Rating: ★★★☆☆ 

Gone Girl, by Gillian Flynn. Crown (2012), 419 pages.

Flynn is a writer in the mystery and crime genres—two categories I almost never read. Her latest book, however, was described as a psychological portrait of a marriage—a plot I almost always want to read if it is done well. The usual superlatives: “brilliant,” “extraordinary,” “amazing,” etc., were strewn across the back cover, but there was something about the emotion in these blurbs that struck me as more than the customary, fawning quid pro quo. These authors sounded genuinely thrilled by Gone Girl.

I was both surprised and delighted to find the book lived up to these reviews… for the first two-thirds. Unfortunately there is a reversal that takes place at this point that has the effect of undoing all of what the author had been so brilliantly building. Flynn has a real talent for portraying the detailed moment-by-moment psychological complexity behind her character’s thoughts and actions. Her ability to do this is what elevates the plot from what could, in other hands, have been an ordinary read-it-a-thousand-times piece of chick-lit.

It’s not the plot reversal itself that is the problem—the initial turn is actually genuinely shocking and delightful—but rather the way she takes it to such an extreme that the reader can no longer believe in the characters. It is as if we are watching one of Woody Allen’s finely-tuned character studies, let’s say, Interiors, and then half-way through it turns into an axe-murderer/slasher movie. The people in Interiors are simply not the same kinds of people who, seeing several decapitated bodies on the ground, decide to go outside in the dark to see what that strange sound was.

I have spoken with many readers who have complained about the very end of the book, the last fifty pages, when there is yet another reversal, as being unsatisfying and unrealistic. I think it falls apart much earlier than that. By the time that final, final ending comes, I’m not surprised at all because I lost faith in where the author was taking me long before.

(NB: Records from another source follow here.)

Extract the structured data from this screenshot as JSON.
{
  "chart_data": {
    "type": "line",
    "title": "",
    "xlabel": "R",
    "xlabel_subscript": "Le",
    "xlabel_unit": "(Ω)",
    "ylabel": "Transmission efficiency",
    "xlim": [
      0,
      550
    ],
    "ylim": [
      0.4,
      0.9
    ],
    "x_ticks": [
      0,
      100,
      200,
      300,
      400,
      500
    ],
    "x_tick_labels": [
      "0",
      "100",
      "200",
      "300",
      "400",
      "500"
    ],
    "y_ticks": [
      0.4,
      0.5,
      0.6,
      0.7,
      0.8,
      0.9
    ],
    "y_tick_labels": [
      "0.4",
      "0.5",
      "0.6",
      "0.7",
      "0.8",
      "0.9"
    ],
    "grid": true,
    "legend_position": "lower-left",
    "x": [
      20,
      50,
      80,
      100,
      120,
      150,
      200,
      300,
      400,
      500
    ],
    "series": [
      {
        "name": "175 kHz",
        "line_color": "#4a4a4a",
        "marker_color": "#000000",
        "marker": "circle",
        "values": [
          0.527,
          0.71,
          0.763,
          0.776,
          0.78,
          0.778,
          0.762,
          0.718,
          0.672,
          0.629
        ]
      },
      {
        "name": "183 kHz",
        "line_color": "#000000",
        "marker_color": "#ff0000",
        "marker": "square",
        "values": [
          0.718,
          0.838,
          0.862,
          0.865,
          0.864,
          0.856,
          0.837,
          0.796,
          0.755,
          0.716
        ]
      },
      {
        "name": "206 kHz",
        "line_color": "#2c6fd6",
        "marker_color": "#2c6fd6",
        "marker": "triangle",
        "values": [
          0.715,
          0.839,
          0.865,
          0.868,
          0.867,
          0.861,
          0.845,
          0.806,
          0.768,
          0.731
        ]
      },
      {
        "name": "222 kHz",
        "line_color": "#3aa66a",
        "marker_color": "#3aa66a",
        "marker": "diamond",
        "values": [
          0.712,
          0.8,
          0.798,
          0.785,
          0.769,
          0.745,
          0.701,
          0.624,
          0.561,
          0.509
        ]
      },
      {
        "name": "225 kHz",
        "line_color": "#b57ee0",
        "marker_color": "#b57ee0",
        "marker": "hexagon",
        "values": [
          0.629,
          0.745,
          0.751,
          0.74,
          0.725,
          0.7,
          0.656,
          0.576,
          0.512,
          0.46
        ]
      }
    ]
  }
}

This is a review that is painful to write because Flynn is so good at a particular sort of thinking and writing that is not easy to find in fiction. To see her choose to make a one hundred and eighty degree turn into the thriller category, and in doing so reduce her well-thought out characters to two-dimensional cartoons causes me some real anquish.

EXCERPT:
Maureen, the tristate’s hardies cancer patient, introduces me to all her friends the same way you’d show off a slightly dangerous new pet: “This is Nicks wife, Amy, who was born and raised in New York City.” And her friends, plump and welcoming, immediately suffer some strange Tourettesian episode: They repeat the words—New York City!— with clasped hands and say something that defies response: That must have been neat. Or, in reedy voices, they sing “New York, New York,” rocking side to side with tiny jazz hands. Maureen’s friend from the shoe store, Barb, drawls “Nue York Ceety! Get a rope,” and when I squint at her in confusion, she says, “Oh, it’s from that old salsa commercial!” and when I still fail to connect, she blushes, puts a hand on my arm, and says, “I wouldn’t really hang you.”

Ultimately, everyone trails off into giggles and confesses they’ve never been to New York. Or that they’ve been—once—and didn’t care for it much. Then I say something like: You’d like it or It’s definitely not for everyone or Mmm, because I’ve run out of things to say.

“Be friendly, Amy,” Nick spits into my ear when we’re refilling drinks in the kitchen (midwesterners love two liter of soda, always two liters, and you pour them into big red plastic Solo cups, always).